Last year just before the first lockdown we went to Sri Lanka and travelled around. This was an amazing trip! We would like to share our route and some travel tips with you. A few weeks ago we already posted about the highlights and must-sees in Sri Lanka, check out this article to read more about this.
How to travel in Sri Lanka?
In Sri Lanka, you can travel by bus, taxi, car, train etc. We recommend trying different forms of transport so you can experience a couple of different facets of life in Sri Lanka. We loved travelling by train, you get to see a lot of beautiful views of surrounding nature and culture and it’s a really affordable way to travel. There are however some disadvantages as well as it’s slow to travel by train since it has a lot of stops and the trains make a lot of noise. We also took the bus, this is one of the cheapest ways to travel around and relatively fast. You may want to figure out which bus has the most comfortable seats for a reasonable price since there are a lot of different buses. The bus was… an experience, we sometimes had to stand for multiple hours and they keep cramming people in even when you think the bus is full.

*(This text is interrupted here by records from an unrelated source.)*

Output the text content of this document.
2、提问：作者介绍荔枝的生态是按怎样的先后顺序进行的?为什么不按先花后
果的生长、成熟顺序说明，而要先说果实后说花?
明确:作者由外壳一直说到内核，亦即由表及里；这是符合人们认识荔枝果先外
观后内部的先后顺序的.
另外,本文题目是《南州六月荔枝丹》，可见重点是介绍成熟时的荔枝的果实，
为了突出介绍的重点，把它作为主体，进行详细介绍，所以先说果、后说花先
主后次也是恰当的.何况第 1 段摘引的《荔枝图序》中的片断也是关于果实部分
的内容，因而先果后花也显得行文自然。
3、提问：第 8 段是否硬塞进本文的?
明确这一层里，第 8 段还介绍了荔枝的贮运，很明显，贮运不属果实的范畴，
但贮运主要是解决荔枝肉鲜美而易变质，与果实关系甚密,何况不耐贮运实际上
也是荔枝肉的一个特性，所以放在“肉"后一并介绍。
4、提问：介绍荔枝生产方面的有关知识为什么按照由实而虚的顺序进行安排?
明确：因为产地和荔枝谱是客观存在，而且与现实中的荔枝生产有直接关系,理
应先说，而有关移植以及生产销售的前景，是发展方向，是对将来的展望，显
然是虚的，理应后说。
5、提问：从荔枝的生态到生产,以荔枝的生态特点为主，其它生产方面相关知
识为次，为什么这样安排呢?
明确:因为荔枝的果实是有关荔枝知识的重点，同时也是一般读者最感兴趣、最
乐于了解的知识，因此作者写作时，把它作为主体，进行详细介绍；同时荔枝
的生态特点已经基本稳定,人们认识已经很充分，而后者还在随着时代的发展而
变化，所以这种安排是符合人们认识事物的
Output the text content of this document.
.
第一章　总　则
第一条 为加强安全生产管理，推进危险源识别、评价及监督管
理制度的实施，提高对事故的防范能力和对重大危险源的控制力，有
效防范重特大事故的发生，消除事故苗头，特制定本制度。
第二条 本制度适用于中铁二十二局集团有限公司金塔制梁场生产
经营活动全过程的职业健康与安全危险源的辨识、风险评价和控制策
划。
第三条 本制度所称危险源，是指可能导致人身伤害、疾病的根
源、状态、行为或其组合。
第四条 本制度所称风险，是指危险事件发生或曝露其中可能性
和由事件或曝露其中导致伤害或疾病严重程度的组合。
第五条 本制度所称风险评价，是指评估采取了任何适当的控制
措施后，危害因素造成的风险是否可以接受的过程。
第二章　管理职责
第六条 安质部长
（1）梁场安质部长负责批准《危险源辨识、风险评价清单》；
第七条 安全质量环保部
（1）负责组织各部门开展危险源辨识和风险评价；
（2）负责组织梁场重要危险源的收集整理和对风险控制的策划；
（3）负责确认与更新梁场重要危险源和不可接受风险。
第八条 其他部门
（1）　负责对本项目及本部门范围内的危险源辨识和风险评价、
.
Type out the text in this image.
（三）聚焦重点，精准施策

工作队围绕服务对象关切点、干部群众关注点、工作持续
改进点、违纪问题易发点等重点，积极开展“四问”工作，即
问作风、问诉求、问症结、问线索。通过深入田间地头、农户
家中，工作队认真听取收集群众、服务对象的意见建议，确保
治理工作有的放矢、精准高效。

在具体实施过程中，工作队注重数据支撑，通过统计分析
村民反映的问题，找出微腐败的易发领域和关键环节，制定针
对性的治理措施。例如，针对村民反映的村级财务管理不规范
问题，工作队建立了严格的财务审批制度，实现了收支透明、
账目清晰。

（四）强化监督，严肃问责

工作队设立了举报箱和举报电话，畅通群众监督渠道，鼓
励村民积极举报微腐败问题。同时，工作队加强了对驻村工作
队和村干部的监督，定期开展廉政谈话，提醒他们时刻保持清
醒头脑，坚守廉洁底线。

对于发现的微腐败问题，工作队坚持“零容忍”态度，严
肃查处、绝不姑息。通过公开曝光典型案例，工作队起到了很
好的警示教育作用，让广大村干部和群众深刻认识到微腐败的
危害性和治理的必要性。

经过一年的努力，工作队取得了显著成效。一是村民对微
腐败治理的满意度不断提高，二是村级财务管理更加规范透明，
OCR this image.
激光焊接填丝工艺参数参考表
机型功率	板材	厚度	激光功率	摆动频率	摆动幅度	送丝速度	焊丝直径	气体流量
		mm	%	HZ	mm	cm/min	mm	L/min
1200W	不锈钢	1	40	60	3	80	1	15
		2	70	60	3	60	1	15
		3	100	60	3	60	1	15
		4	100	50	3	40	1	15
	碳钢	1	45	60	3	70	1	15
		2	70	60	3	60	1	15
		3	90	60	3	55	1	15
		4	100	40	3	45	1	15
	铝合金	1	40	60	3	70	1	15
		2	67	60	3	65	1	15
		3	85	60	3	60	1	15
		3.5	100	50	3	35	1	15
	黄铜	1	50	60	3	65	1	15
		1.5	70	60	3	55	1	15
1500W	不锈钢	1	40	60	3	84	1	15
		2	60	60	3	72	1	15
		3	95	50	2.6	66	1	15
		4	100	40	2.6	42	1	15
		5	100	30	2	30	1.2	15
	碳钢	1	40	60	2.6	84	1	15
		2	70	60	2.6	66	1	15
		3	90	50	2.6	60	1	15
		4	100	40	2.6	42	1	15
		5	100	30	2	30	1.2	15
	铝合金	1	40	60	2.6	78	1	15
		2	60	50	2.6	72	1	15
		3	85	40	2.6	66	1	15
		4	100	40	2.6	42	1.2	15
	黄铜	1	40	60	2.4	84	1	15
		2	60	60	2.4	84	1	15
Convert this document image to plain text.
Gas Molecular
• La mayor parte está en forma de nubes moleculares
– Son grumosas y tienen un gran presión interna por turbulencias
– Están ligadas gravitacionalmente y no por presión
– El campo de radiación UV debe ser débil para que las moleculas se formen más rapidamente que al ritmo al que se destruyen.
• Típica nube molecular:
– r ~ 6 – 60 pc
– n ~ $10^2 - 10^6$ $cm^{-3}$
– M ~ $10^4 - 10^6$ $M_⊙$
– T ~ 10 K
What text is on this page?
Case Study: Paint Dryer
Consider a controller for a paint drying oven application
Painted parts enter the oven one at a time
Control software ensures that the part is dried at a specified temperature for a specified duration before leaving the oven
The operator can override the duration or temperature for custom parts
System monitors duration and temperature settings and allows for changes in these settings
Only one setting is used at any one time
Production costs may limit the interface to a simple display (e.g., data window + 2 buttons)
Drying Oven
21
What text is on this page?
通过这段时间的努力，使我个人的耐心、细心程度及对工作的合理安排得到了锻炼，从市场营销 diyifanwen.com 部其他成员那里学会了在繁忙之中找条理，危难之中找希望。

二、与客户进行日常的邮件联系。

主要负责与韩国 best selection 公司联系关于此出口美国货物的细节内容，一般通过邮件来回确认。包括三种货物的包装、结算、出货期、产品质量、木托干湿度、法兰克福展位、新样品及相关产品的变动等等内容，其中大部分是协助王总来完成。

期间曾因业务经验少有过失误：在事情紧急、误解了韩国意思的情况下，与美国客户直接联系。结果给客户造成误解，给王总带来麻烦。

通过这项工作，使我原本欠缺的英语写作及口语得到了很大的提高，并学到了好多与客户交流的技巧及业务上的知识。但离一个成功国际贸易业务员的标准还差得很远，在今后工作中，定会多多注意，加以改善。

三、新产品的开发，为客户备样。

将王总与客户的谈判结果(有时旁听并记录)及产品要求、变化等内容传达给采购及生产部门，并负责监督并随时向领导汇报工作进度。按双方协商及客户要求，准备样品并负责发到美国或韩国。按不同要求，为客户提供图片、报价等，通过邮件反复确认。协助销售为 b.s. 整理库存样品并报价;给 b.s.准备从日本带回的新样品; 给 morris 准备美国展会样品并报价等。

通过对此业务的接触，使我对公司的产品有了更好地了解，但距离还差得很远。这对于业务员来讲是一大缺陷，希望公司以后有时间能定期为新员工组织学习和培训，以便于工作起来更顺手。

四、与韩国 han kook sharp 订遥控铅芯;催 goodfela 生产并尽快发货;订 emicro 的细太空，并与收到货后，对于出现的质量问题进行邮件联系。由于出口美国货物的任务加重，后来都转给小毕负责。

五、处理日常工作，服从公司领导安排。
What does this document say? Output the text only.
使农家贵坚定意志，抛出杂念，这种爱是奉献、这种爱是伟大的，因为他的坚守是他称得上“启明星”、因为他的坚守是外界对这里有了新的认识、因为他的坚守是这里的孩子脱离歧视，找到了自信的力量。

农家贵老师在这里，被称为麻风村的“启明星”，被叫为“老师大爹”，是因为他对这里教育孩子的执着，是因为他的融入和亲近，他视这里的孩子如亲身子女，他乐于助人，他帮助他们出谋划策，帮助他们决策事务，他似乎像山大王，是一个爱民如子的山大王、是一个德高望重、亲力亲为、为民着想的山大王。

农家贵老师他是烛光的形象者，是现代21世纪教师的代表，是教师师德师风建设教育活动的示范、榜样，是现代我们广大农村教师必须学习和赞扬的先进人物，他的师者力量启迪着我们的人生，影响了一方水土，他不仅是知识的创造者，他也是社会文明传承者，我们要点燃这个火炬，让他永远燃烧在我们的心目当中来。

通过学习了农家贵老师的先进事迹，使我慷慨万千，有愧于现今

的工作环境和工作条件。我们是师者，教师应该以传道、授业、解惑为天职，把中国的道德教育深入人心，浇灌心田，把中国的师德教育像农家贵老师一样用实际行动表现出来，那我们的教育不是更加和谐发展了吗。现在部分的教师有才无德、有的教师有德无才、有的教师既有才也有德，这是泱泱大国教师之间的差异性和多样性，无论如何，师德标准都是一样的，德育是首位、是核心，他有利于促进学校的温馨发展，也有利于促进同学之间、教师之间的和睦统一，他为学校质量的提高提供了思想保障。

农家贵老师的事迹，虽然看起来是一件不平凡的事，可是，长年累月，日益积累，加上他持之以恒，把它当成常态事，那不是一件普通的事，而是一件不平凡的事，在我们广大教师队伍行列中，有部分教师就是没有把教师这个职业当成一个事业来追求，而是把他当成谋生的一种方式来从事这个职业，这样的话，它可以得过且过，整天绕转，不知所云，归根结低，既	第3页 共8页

The most comfortable way to travel is by car or taxi, this is not the cheapest way to travel, but it will get you from A to B fast while you’re sitting comfortably.
Day 1 Negombo
We landed at the airport in Colombo and immediately travelled to Negombo by tuk-tuk. Just outside of the airport you can make a deal with a tuk-tuk driver. You have to be assertive and confident since they will often try and make you pay more. Think of a good price and try to stick to this, we would recommend sticking to about 40 LKR per kilometer. You can even walk away and try to make this deal with another tuk-tuk driver if negotiations don’t work out. We agreed to a price with our driver and halfway there he said the route was longer than expected and asked for more. In the end, we paid the original price we had agreed on because we made a deal beforehand and we didn’t give in. If you don’t like to negotiate about the price you can also use an app to book a tuk-tuk, for example, PickMe.
Day 2-4 Anuradhapura
From Negombo, we travelled by taxi to Anuradhapura. The owner of the hostel helped us cut a deal to share a taxi with another couple staying at his hostel. We had a really nice ride there as we were talking to the other couple on the way there.
Day 5-6 Sigiriya
We travelled by bus from Anuradhapura to Sigiriya, we had to transfer one time and it only took us a few hours to get there. We went to the bus station early in the morning by tuk-tuk. Once there a local was friendly enough to help us find the right bus. Once you’re on the bus you can buy a ticket from the personnel, they’ll come to your seat to sell you the ticket. We’d recommend searching for information on which buses have air-conditioning, since not all buses are equipped with this and on a hot and busy day, you will want that air-conditioning.
Day 7-8 Kandy
From Sigiriya we took a bus to Kandy. We had to transfer one time from a more public bus to a smaller van. We thought this van would be comfortable, but the opposite was true. We sat on folding chairs in the middle of the aisle which really hurted our backs.
Day 9-11 Ella
From Kandy we travelled by train to Ella, this was a 7-8 hour train ride, which is known as one of the most beautiful train routes in the world. We rode second class, since we could reserve a seat there. It was quiet comfortable, however the train did make a lot of noise and had a lot of stops. The third class would be the cheapest option, but you’re not able to reserve seats there, you could be unlucky and have to stand for a long time. First class is of course also an option however you actually have less freedom there so you might as well go second class as the difference is small anyway and in second class you can hang out the doors of the wagons.
Day 11-15 Mirissa
From Ella we travelled by bus to Mirissa, this was a pretty long ride for us since we had to stand for hours and it was quiet cramped in the bus. There was one bathroom break, but this was really short, which made us almost miss our bus. Fortunately we made it just in time!
Day 15-16 Galle
From Mirissa it was only a short bus ride to Galle. We had to stand for a little while before we could sit down. In some buses we had to pay extra for the backpacks and sometimes the backpacks were put in the storage space in the back of the bus. Usually if this was the case we weren’t charged for it, however if they had to sacrifice a seat for the baggage we were asked to pay for it. This was never a large amount though.
The last day we traveled back from Galle to the airport by taxi. We booked this taxi beforehand so we’d know what the price would be.
I also appreciated the amount of writing and resources that were provided. It made the information easy to understand and follow. I will definitely be sharing this post with my friends and family.